Nous avons besoin, l’Europe a besoin, de politiciens courageux qui agissent contre les peurs et travaillent sur le long terme en affirmant la pluralité des identités des Européens, le pluralisme assumé de nos sociétés et surtout l’urgence de circonscrire les vrais problèmes sociaux plutôt que de se cacher, à l’approche des élections, derrière la peur des citoyens, leur besoin de sécurité et les explications simplistes et populistes sur la cause de nos crises identitaires et sociales.
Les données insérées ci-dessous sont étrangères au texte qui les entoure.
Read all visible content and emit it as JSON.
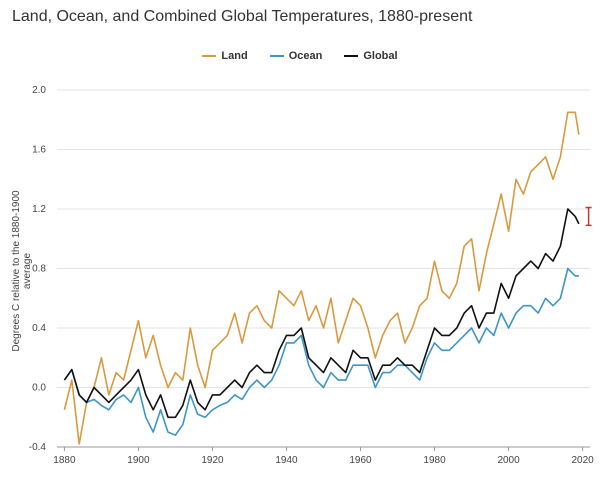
{
  "chart_data": {
    "type": "line",
    "title": "Land, Ocean, and Combined Global Temperatures, 1880-present",
    "ylabel": "Degrees C relative to the 1880-1900 average",
    "xlim": [
      1878,
      2022
    ],
    "ylim": [
      -0.4,
      2.0
    ],
    "xticks": [
      1880,
      1900,
      1920,
      1940,
      1960,
      1980,
      2000,
      2020
    ],
    "yticks": [
      -0.4,
      0.0,
      0.4,
      0.8,
      1.2,
      1.6,
      2.0
    ],
    "ytick_labels": [
      "-0.4",
      "0.0",
      "0.4",
      "0.8",
      "1.2",
      "1.6",
      "2.0"
    ],
    "grid": "horizontal",
    "legend": "top-center",
    "error_bar": {
      "x": 2020,
      "low": 1.09,
      "high": 1.21,
      "color": "#cc3333"
    },
    "series": [
      {
        "name": "Land",
        "color": "#d99a3f",
        "x": [
          1880,
          1882,
          1884,
          1886,
          1888,
          1890,
          1892,
          1894,
          1896,
          1898,
          1900,
          1902,
          1904,
          1906,
          1908,
          1910,
          1912,
          1914,
          1916,
          1918,
          1920,
          1922,
          1924,
          1926,
          1928,
          1930,
          1932,
          1934,
          1936,
          1938,
          1940,
          1942,
          1944,
          1946,
          1948,
          1950,
          1952,
          1954,
          1956,
          1958,
          1960,
          1962,
          1964,
          1966,
          1968,
          1970,
          1972,
          1974,
          1976,
          1978,
          1980,
          1982,
          1984,
          1986,
          1988,
          1990,
          1992,
          1994,
          1996,
          1998,
          2000,
          2002,
          2004,
          2006,
          2008,
          2010,
          2012,
          2014,
          2016,
          2018,
          2019
        ],
        "values": [
          -0.15,
          0.05,
          -0.38,
          -0.1,
          0.0,
          0.2,
          -0.05,
          0.1,
          0.05,
          0.25,
          0.45,
          0.2,
          0.35,
          0.15,
          0.0,
          0.1,
          0.05,
          0.4,
          0.15,
          0.0,
          0.25,
          0.3,
          0.35,
          0.5,
          0.3,
          0.5,
          0.55,
          0.45,
          0.4,
          0.65,
          0.6,
          0.55,
          0.65,
          0.45,
          0.55,
          0.4,
          0.6,
          0.3,
          0.45,
          0.6,
          0.55,
          0.4,
          0.2,
          0.35,
          0.45,
          0.5,
          0.3,
          0.4,
          0.55,
          0.6,
          0.85,
          0.65,
          0.6,
          0.7,
          0.95,
          1.0,
          0.65,
          0.9,
          1.1,
          1.3,
          1.05,
          1.4,
          1.3,
          1.45,
          1.5,
          1.55,
          1.4,
          1.55,
          1.85,
          1.85,
          1.7
        ]
      },
      {
        "name": "Ocean",
        "color": "#3d96c6",
        "x": [
          1880,
          1882,
          1884,
          1886,
          1888,
          1890,
          1892,
          1894,
          1896,
          1898,
          1900,
          1902,
          1904,
          1906,
          1908,
          1910,
          1912,
          1914,
          1916,
          1918,
          1920,
          1922,
          1924,
          1926,
          1928,
          1930,
          1932,
          1934,
          1936,
          1938,
          1940,
          1942,
          1944,
          1946,
          1948,
          1950,
          1952,
          1954,
          1956,
          1958,
          1960,
          1962,
          1964,
          1966,
          1968,
          1970,
          1972,
          1974,
          1976,
          1978,
          1980,
          1982,
          1984,
          1986,
          1988,
          1990,
          1992,
          1994,
          1996,
          1998,
          2000,
          2002,
          2004,
          2006,
          2008,
          2010,
          2012,
          2014,
          2016,
          2018,
          2019
        ],
        "values": [
          0.05,
          0.12,
          -0.05,
          -0.1,
          -0.08,
          -0.12,
          -0.15,
          -0.08,
          -0.05,
          -0.1,
          0.0,
          -0.2,
          -0.3,
          -0.15,
          -0.3,
          -0.32,
          -0.25,
          -0.05,
          -0.18,
          -0.2,
          -0.15,
          -0.12,
          -0.1,
          -0.05,
          -0.08,
          0.0,
          0.05,
          0.0,
          0.05,
          0.15,
          0.3,
          0.3,
          0.35,
          0.15,
          0.05,
          0.0,
          0.1,
          0.05,
          0.05,
          0.15,
          0.15,
          0.15,
          0.0,
          0.1,
          0.1,
          0.15,
          0.15,
          0.1,
          0.05,
          0.2,
          0.3,
          0.25,
          0.25,
          0.3,
          0.35,
          0.4,
          0.3,
          0.4,
          0.35,
          0.5,
          0.4,
          0.5,
          0.55,
          0.55,
          0.5,
          0.6,
          0.55,
          0.6,
          0.8,
          0.75,
          0.75
        ]
      },
      {
        "name": "Global",
        "color": "#111111",
        "x": [
          1880,
          1882,
          1884,
          1886,
          1888,
          1890,
          1892,
          1894,
          1896,
          1898,
          1900,
          1902,
          1904,
          1906,
          1908,
          1910,
          1912,
          1914,
          1916,
          1918,
          1920,
          1922,
          1924,
          1926,
          1928,
          1930,
          1932,
          1934,
          1936,
          1938,
          1940,
          1942,
          1944,
          1946,
          1948,
          1950,
          1952,
          1954,
          1956,
          1958,
          1960,
          1962,
          1964,
          1966,
          1968,
          1970,
          1972,
          1974,
          1976,
          1978,
          1980,
          1982,
          1984,
          1986,
          1988,
          1990,
          1992,
          1994,
          1996,
          1998,
          2000,
          2002,
          2004,
          2006,
          2008,
          2010,
          2012,
          2014,
          2016,
          2018,
          2019
        ],
        "values": [
          0.05,
          0.12,
          -0.05,
          -0.1,
          0.0,
          -0.05,
          -0.1,
          -0.05,
          0.0,
          0.05,
          0.12,
          -0.05,
          -0.15,
          -0.05,
          -0.2,
          -0.2,
          -0.12,
          0.05,
          -0.1,
          -0.15,
          -0.05,
          -0.05,
          0.0,
          0.05,
          0.0,
          0.1,
          0.15,
          0.1,
          0.1,
          0.25,
          0.35,
          0.35,
          0.4,
          0.2,
          0.15,
          0.1,
          0.2,
          0.15,
          0.1,
          0.25,
          0.2,
          0.2,
          0.05,
          0.15,
          0.15,
          0.2,
          0.15,
          0.15,
          0.1,
          0.25,
          0.4,
          0.35,
          0.35,
          0.4,
          0.5,
          0.55,
          0.4,
          0.5,
          0.5,
          0.7,
          0.6,
          0.75,
          0.8,
          0.85,
          0.8,
          0.9,
          0.85,
          0.95,
          1.2,
          1.15,
          1.1
        ]
      }
    ]
  }
}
Depuis plus de vingt ans, je travaille sur cette question avec de nombreux intellectuels et des femmes et des hommes de terrain. Ce discours est de plus en plus entendu et cette approche de plus en plus partagée comme le prouve la réception très positive qui a accompagné le Manifeste pour un nouveau « Nous » (http://www.tariqramadan.com/article.php3 ?id_article=738). Le prix qui m’a été décerné est un signe de plus qu’il faut continuer sans relâche loin des controverses mais en gardant cette même ligne qui exige le respect de soi et d’autrui, l’écoute et la critique, l’engagement et la patience. La route est longue et ce prix est un simple signe que quelque chose a été entendu et est acquis mais il indique également qu’il faut continuer et que rien ne sera facile. L’optimisme ici ne peut être synonyme de naïveté.